About This Film
“The Widow” is quite a significant production for the cinema of S. Korea as much as unlucky for its director, Park Nam-ok, a Korean athlete who became a journalist and then a director. The significance lies with the fact that this was the first film to be directed by a woman in Korea and the one that opened the First Woman Film Festival in Seoul in 1997. The unlucky part has to do with the fact that Park found it extremely difficult to complete the film, which took her 6 months to do so, particularly because her sex made the owners of a number of recording facilities for post-production reluctant to let her use their space and equipment. Furthermore, only one theater in Seoul showed the movie and only for four days, expectedly resulting in financial failure for Park, who decided not to pursue filmmaking after that.
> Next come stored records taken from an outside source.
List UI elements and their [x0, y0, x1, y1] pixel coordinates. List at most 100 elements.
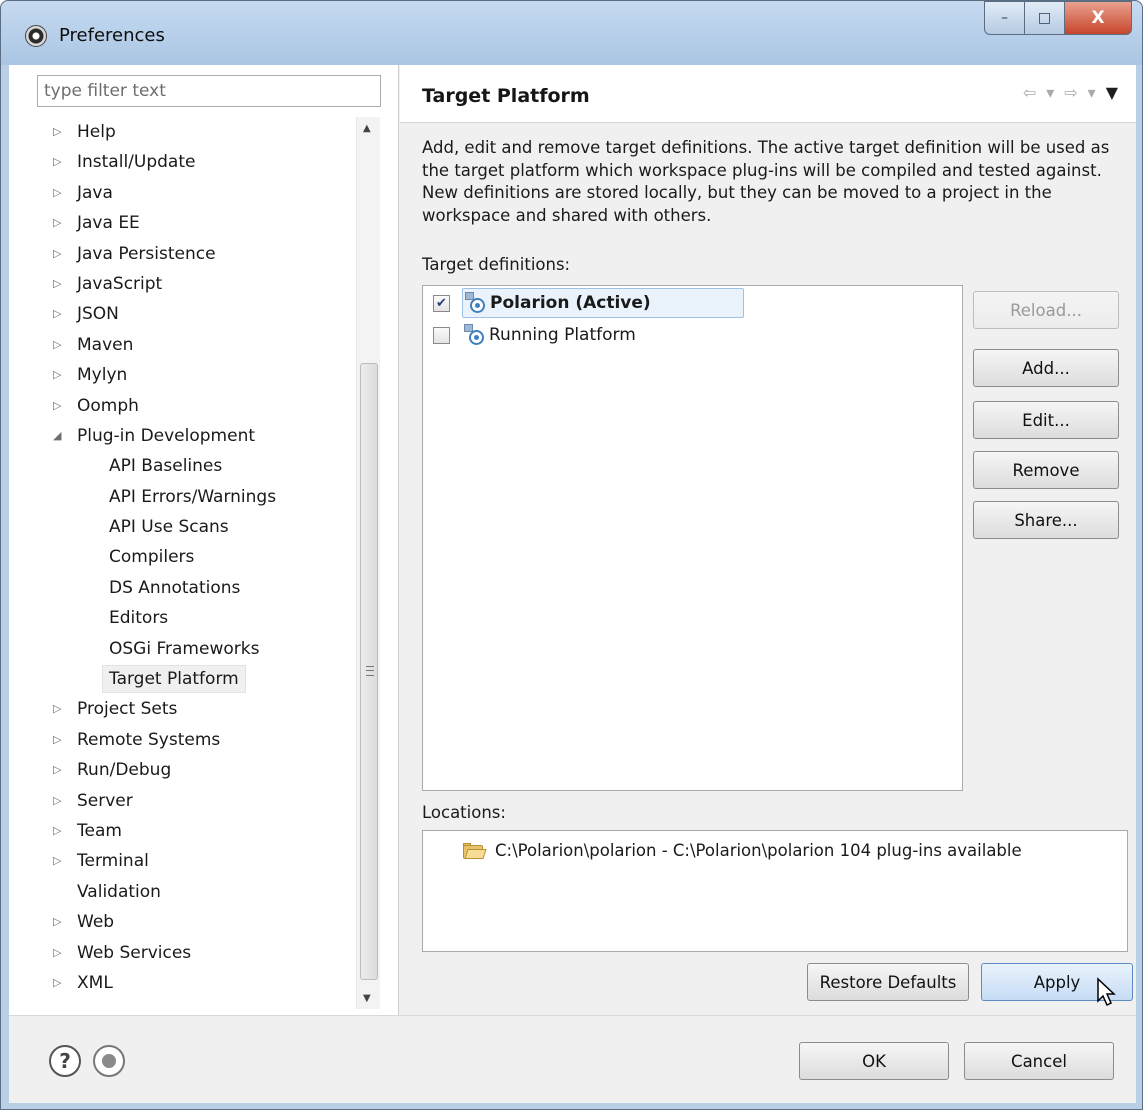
tree-item-label: Maven	[77, 334, 134, 355]
target-definition-item[interactable]: Polarion (Active)	[462, 288, 744, 318]
page-header: Target Platform ⇦ ▾ ⇨ ▾ ▼	[400, 65, 1136, 123]
tree-item[interactable]: ▷ JSON	[37, 299, 355, 329]
forward-history-dropdown-icon[interactable]: ▾	[1088, 83, 1096, 102]
gear-icon	[25, 25, 47, 47]
collapsed-arrow-icon[interactable]: ▷	[53, 816, 69, 846]
help-icon[interactable]: ?	[49, 1045, 81, 1077]
target-definition-row[interactable]: Running Platform	[433, 320, 642, 350]
tree-item-label: Oomph	[77, 395, 139, 416]
expanded-arrow-icon[interactable]: ◢	[53, 421, 69, 451]
scroll-down-icon[interactable]: ▼	[363, 993, 371, 1004]
collapsed-arrow-icon[interactable]: ▷	[53, 968, 69, 998]
target-definition-name: Polarion (Active)	[490, 293, 651, 313]
checked-checkbox[interactable]: ✔	[433, 294, 450, 312]
tree-item[interactable]: ▷ Team	[37, 816, 355, 846]
share-button[interactable]: Share...	[973, 501, 1119, 539]
locations-label: Locations:	[422, 803, 506, 822]
collapsed-arrow-icon[interactable]: ▷	[53, 694, 69, 724]
tree-scrollbar[interactable]: ▲ ▼	[356, 117, 380, 1009]
tree-item[interactable]: ▷ Terminal	[37, 846, 355, 876]
tree-item[interactable]: ▷ Web	[37, 907, 355, 937]
tree-item[interactable]: Editors	[37, 603, 355, 633]
tree-item-label: Editors	[109, 608, 169, 629]
collapsed-arrow-icon[interactable]: ▷	[53, 269, 69, 299]
scrollbar-thumb[interactable]	[360, 363, 378, 980]
tree-item[interactable]: DS Annotations	[37, 573, 355, 603]
restore-defaults-button[interactable]: Restore Defaults	[807, 963, 969, 1001]
cancel-button[interactable]: Cancel	[964, 1042, 1114, 1080]
tree-item[interactable]: API Baselines	[37, 451, 355, 481]
tree-item[interactable]: ▷ Java EE	[37, 208, 355, 238]
tree-item-label: Validation	[77, 881, 161, 902]
tree-item[interactable]: ▷ XML	[37, 968, 355, 998]
view-menu-icon[interactable]: ▼	[1106, 83, 1118, 102]
tree-item[interactable]: ◢ Plug-in Development	[37, 421, 355, 451]
target-definitions-label: Target definitions:	[422, 255, 571, 274]
ok-button[interactable]: OK	[799, 1042, 949, 1080]
collapsed-arrow-icon[interactable]: ▷	[53, 755, 69, 785]
tree-item[interactable]: ▷ Mylyn	[37, 360, 355, 390]
preferences-tree: ▷ Help ▷ Install/Update ▷ Java ▷ Java EE ▷ Java P…	[37, 117, 355, 998]
forward-arrow-icon[interactable]: ⇨	[1064, 83, 1077, 102]
tree-item[interactable]: ▷ Run/Debug	[37, 755, 355, 785]
tree-item[interactable]: ▷ Project Sets	[37, 694, 355, 724]
tree-item[interactable]: ▷ Help	[37, 117, 355, 147]
tree-item[interactable]: ▷ Install/Update	[37, 147, 355, 177]
tree-item[interactable]: ▷ Remote Systems	[37, 725, 355, 755]
tree-item[interactable]: ▷ Maven	[37, 330, 355, 360]
scroll-up-icon[interactable]: ▲	[363, 123, 371, 134]
add-button[interactable]: Add...	[973, 349, 1119, 387]
tree-item-label: Remote Systems	[77, 729, 221, 750]
tree-item[interactable]: Target Platform	[37, 664, 355, 694]
collapsed-arrow-icon[interactable]: ▷	[53, 938, 69, 968]
tree-item-label: Project Sets	[77, 699, 178, 720]
collapsed-arrow-icon[interactable]: ▷	[53, 725, 69, 755]
close-icon: X	[1091, 8, 1105, 28]
tree-item[interactable]: ▷ Java Persistence	[37, 239, 355, 269]
target-definitions-list[interactable]: ✔ Polarion (Active) Running Platform	[422, 285, 963, 791]
collapsed-arrow-icon[interactable]: ▷	[53, 178, 69, 208]
edit-button[interactable]: Edit...	[973, 401, 1119, 439]
tree-item[interactable]: ▷ Web Services	[37, 938, 355, 968]
tree-item[interactable]: OSGi Frameworks	[37, 634, 355, 664]
tree-item[interactable]: ▷ JavaScript	[37, 269, 355, 299]
collapsed-arrow-icon[interactable]: ▷	[53, 147, 69, 177]
unchecked-checkbox[interactable]	[433, 326, 450, 344]
tree-item-label: Terminal	[77, 851, 149, 872]
collapsed-arrow-icon[interactable]: ▷	[53, 786, 69, 816]
tree-item[interactable]: API Use Scans	[37, 512, 355, 542]
tree-item-label: API Baselines	[109, 456, 223, 477]
collapsed-arrow-icon[interactable]: ▷	[53, 299, 69, 329]
preferences-window: Preferences – □ X ▷ Help ▷ Install/Update ▷ J…	[0, 0, 1143, 1110]
tree-item-label: Web	[77, 912, 115, 933]
tree-item[interactable]: ▷ Server	[37, 786, 355, 816]
collapsed-arrow-icon[interactable]: ▷	[53, 117, 69, 147]
back-arrow-icon[interactable]: ⇦	[1023, 83, 1036, 102]
collapsed-arrow-icon[interactable]: ▷	[53, 330, 69, 360]
tree-item-label: Java	[77, 182, 113, 203]
tree-item[interactable]: Compilers	[37, 542, 355, 572]
collapsed-arrow-icon[interactable]: ▷	[53, 239, 69, 269]
collapsed-arrow-icon[interactable]: ▷	[53, 907, 69, 937]
minimize-button[interactable]: –	[984, 1, 1024, 35]
collapsed-arrow-icon[interactable]: ▷	[53, 208, 69, 238]
location-item[interactable]: C:\Polarion\polarion - C:\Polarion\polar…	[463, 841, 1022, 860]
collapsed-arrow-icon[interactable]: ▷	[53, 846, 69, 876]
collapsed-arrow-icon[interactable]: ▷	[53, 360, 69, 390]
target-definition-item[interactable]: Running Platform	[462, 320, 642, 350]
collapsed-arrow-icon[interactable]: ▷	[53, 391, 69, 421]
filter-input[interactable]	[37, 75, 381, 107]
title-bar[interactable]: Preferences – □ X	[1, 1, 1142, 65]
close-button[interactable]: X	[1064, 1, 1132, 35]
locations-list[interactable]: C:\Polarion\polarion - C:\Polarion\polar…	[422, 830, 1128, 952]
back-history-dropdown-icon[interactable]: ▾	[1046, 83, 1054, 102]
record-macro-icon[interactable]	[93, 1045, 125, 1077]
tree-item[interactable]: API Errors/Warnings	[37, 482, 355, 512]
maximize-button[interactable]: □	[1024, 1, 1064, 35]
reload-button[interactable]: Reload...	[973, 291, 1119, 329]
tree-item[interactable]: ▷ Java	[37, 178, 355, 208]
remove-button[interactable]: Remove	[973, 451, 1119, 489]
target-definition-row[interactable]: ✔ Polarion (Active)	[433, 288, 744, 318]
tree-item[interactable]: Validation	[37, 877, 355, 907]
tree-item[interactable]: ▷ Oomph	[37, 391, 355, 421]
Lastly, the only known print of the film lacks the last reel completely, while the second to last reel is missing the soundtrack.
Synopsis
The titular character is a young war widow named Sin-ja, who barely manages to sustain herself and her young daughter Joo, and shares the premises with two other tenants, a disillusioned single woman (who even drinks and smokes), and a drunkard. She receives some financial help from a friend of her husband, Lee Seong-jin, a rather well-off president of a successful company. However, since Sin-ja is very beautiful, Lee’s reasons are not exactly altruistic, and his rather jealous and controlling wife soon comes knocking Sin-ja’s door, demanding to leave her husband alone. The timid and shy Sin-ja is “saved” by her next-door neighbor, who gives Mrs. Lee a taste of her own verbal medicine. Soon, however, it is revealed that Mrs. Lee is not exactly the face of virtue herself, since she uses the money her husband gives her to accommodate her lover, a young man named Taek. One day in the beach, all four of the characters appear at the same time, in a series of events that end up with Taek saving Joo from drowning and him and Sin-ja starting a romantic relationship, to the growing frustration of Mrs. Lee. Eventually, Sin-ja “exploits” Taek, using his money to set up a business, inviting him to move in, and even leaving her daughter to her drunkard neighbor to take care. At one point however, Taek’s girlfriend, whom he considered dead, returns and the young man has to choose between the two women and all that they represent.